Quedan los vestidos
Sacamos todo. Sacamos lo tradicional, el sentido con el que surgió, los puntos a cumplir. Sacamos los permisos, las clases previas. Lo dejamos sin nada o con poco. Lo tomamos y arrasamos. Fue una cacería con las manos. En su origen la celebración por los 15 años de una mujer, según dicen en las costumbres mayas y aztecas, era un momento en la vida.
Una fiesta para dar una señal que mostraba al mundo que la cumpleañera estaba lista para el futuro y ese futuro era el casamiento, la familia, la vida adulta. Eso se lo sacamos. Sacamos también la misa católica que obligaron a introducir los sacerdotes cuando llegaron los españoles y se quedaron con todo. Le sacamos el tinte moral, la idea fantástica de que ese momento de la bendición religiosa era la confirmación de que la adolescente era una buena persona.
Le sacamos el gesto de presentación ante la sociedad. Y seguimos. Sacamos la enseñanza de la historia y la cultura del pueblo para que la mujer supiera, para que ni una persona le dijera que no sabía lo que debía saber. Sacamos la necesidad de conocer en detalle las habilidades domésticas. Nadie que en la actualidad quiera festejar sus 15 debe antes demostrar que sabe cocinar, zurcir, planchar, tejer, hacer bien un dobladillo o poner los pitucones en el codo del saco como corresponde. Con el tiempo sacamos tanto. Sacamos la potestad para tomar decisiones porque los 15 no siempre son suficientes.
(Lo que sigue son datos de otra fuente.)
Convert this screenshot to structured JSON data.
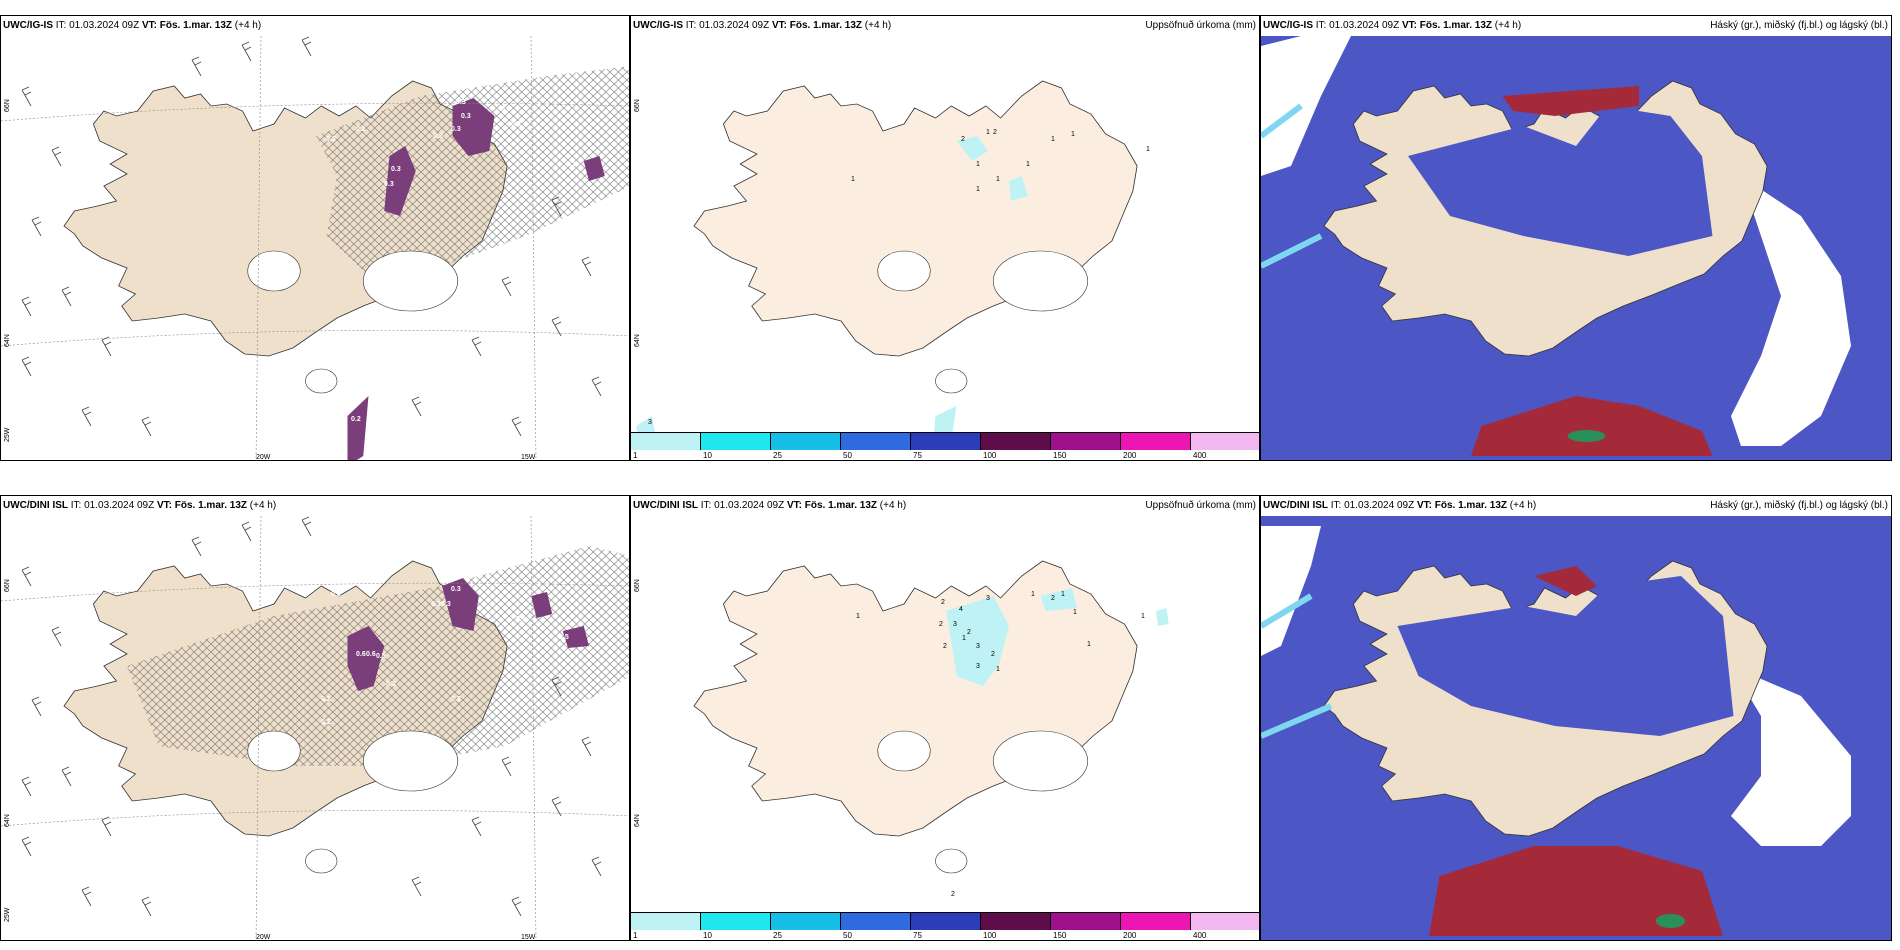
{
  "colors": {
    "land": "#efe0cc",
    "land_light": "#fbeee0",
    "accum_light": "#bff2f4",
    "cloud_high": "#4c56c4",
    "cloud_mid": "#5ea3ec",
    "cloud_low": "#7fd6f0",
    "red_cloud": "#a42a3a",
    "precip_purple": "#7a3e7a"
  },
  "panels": [
    {
      "id": "ig-wind-top",
      "header": {
        "model": "UWC/IG-IS",
        "it_label": "IT:",
        "it_value": "01.03.2024 09Z",
        "vt_label": "VT:",
        "vt_value": "Fös. 1.mar. 13Z",
        "lead": "(+4 h)"
      },
      "right_title": "",
      "axis_labels": [
        "66N",
        "64N",
        "25W",
        "20W",
        "15W"
      ],
      "value_labels": [
        "0.3",
        "0.3",
        "0.3",
        "0.3",
        "0.3",
        "0.3",
        "0.3",
        "0.1",
        "0.2",
        "0.3",
        "0.2",
        "0.1"
      ]
    },
    {
      "id": "ig-accum-top",
      "header": {
        "model": "UWC/IG-IS",
        "it_label": "IT:",
        "it_value": "01.03.2024 09Z",
        "vt_label": "VT:",
        "vt_value": "Fös. 1.mar. 13Z",
        "lead": "(+4 h)"
      },
      "right_title": "Uppsöfnuð úrkoma (mm)",
      "axis_labels": [
        "66N",
        "64N"
      ],
      "value_labels": [
        "2",
        "1",
        "2",
        "1",
        "1",
        "1",
        "1",
        "1",
        "1",
        "1",
        "1",
        "3"
      ],
      "scale_labels": [
        "1",
        "10",
        "25",
        "50",
        "75",
        "100",
        "150",
        "200",
        "400"
      ],
      "scale_colors": [
        "#bff2f4",
        "#1ee7ee",
        "#17bfe8",
        "#2f6ae0",
        "#2b3db8",
        "#5e0c4a",
        "#a0108a",
        "#ee15b5",
        "#f2b7f0"
      ]
    },
    {
      "id": "ig-cloud-top",
      "header": {
        "model": "UWC/IG-IS",
        "it_label": "IT:",
        "it_value": "01.03.2024 09Z",
        "vt_label": "VT:",
        "vt_value": "Fös. 1.mar. 13Z",
        "lead": "(+4 h)"
      },
      "right_title": "Háský (gr.), miðský (fj.bl.) og lágský (bl.)"
    },
    {
      "id": "dini-wind-bottom",
      "header": {
        "model": "UWC/DINI ISL",
        "it_label": "IT:",
        "it_value": "01.03.2024 09Z",
        "vt_label": "VT:",
        "vt_value": "Fös. 1.mar. 13Z",
        "lead": "(+4 h)"
      },
      "right_title": "",
      "axis_labels": [
        "66N",
        "64N",
        "25W",
        "20W",
        "15W"
      ],
      "value_labels": [
        "0.6",
        "0.6",
        "0.5",
        "0.3",
        "0.3",
        "0.3",
        "0.3",
        "0.5",
        "0.2",
        "0.3",
        "0.5",
        "0.3",
        "0.2"
      ]
    },
    {
      "id": "dini-accum-bottom",
      "header": {
        "model": "UWC/DINI ISL",
        "it_label": "IT:",
        "it_value": "01.03.2024 09Z",
        "vt_label": "VT:",
        "vt_value": "Fös. 1.mar. 13Z",
        "lead": "(+4 h)"
      },
      "right_title": "Uppsöfnuð úrkoma (mm)",
      "axis_labels": [
        "66N",
        "64N"
      ],
      "value_labels": [
        "2",
        "4",
        "3",
        "3",
        "2",
        "2",
        "3",
        "2",
        "1",
        "2",
        "1",
        "1",
        "3",
        "1",
        "2",
        "1",
        "1",
        "1",
        "1",
        "2"
      ],
      "scale_labels": [
        "1",
        "10",
        "25",
        "50",
        "75",
        "100",
        "150",
        "200",
        "400"
      ],
      "scale_colors": [
        "#bff2f4",
        "#1ee7ee",
        "#17bfe8",
        "#2f6ae0",
        "#2b3db8",
        "#5e0c4a",
        "#a0108a",
        "#ee15b5",
        "#f2b7f0"
      ]
    },
    {
      "id": "dini-cloud-bottom",
      "header": {
        "model": "UWC/DINI ISL",
        "it_label": "IT:",
        "it_value": "01.03.2024 09Z",
        "vt_label": "VT:",
        "vt_value": "Fös. 1.mar. 13Z",
        "lead": "(+4 h)"
      },
      "right_title": "Háský (gr.), miðský (fj.bl.) og lágský (bl.)"
    }
  ]
}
Sacamos la independencia económica de la quinceañera.
Sacamos, depende quién, esa barrera que no se ve pero que existe y dice que a partir de determinada edad determinadas cosas: para los mayas y los aztecas, según cuentan, a los 15 sí a maquillarse, sí a las joyas, sí a bailar en público. Antes nada. Sacamos también las clases de vals para aprender a bailar el vals en la fiesta. Para que ninguno dijera pero. Hoy aguantamos tanto los peros. Sacamos más, algunas cosas lindas también. Apenas. Sacamos mucho, cambiamos las reglas, quitamos casi todo. Lo pusimos cerca, lo prendimos fuego y nos sentamos a mirar. Las fiestas de 15 hoy son, para quienes pueden, baile, comida, ropa y poco más.
Lo que queda son los vestidos. Desde antes hasta ahora lo que la mayoría de las mujeres de 15 quiere es el vestido. Las faldas inmensas, los colores, las telas, las perlas, el encaje, los brillos, el blanco, las tiaras en la cabeza, los broches, los zapatos, las pulseras, la seda, el bordado a mano, el tiempo dedicado, las horas, las tardes de recorrida para encontrarlo, las revistas, las modistas, la sedería José sobre la avenida. Meses buscando, meses eligiendo. Todos los días pensando. En una de las galerías más populares de Lomas de Zamora hay un local que desde hace décadas vende esto, los vestidos. Solo los vestidos. En la ventana se ven maniquíes con trajes rojos, rosas, verdes como la esmeralda, blancos, lilas. Casi todos tienen la falda amplísima, anchísima, un globo terráqueo cortado a la mitad y en el Ecuador los pies. Tienen canutillos, tienen transparencias, tienen corsets, tienen tul, tienen flores, tienen el gusto de las cosas que se meten en miel y quedan pegajosas por días.
¿Por qué quedaron los vestidos? Hay algo, seguro, de esa fantasía que parece estar pegada a los huesos y que dice que los atuendos como estos los usan las princesas y ya bien nos contaron cómo les va a las princesas. Esa prestancia.
Pero quizá haya más detrás. Tal vez el vestido sea un gesto vanidoso de ingenuidad. Un pedido. Ese razonamiento que apela a que el afuera puede modificar el adentro. A que la apariencia tiene la capacidad de cambiar lo que sucede. Si estoy bien vestida, estoy bien. Por eso la pompa, un pedido de auxilio a unos años de la adultez, ese momento en que lo que pasa alrededor es la realidad. La fiesta de 15 debe ser eso: ponerse el mejor vestido y cruzar los dedos.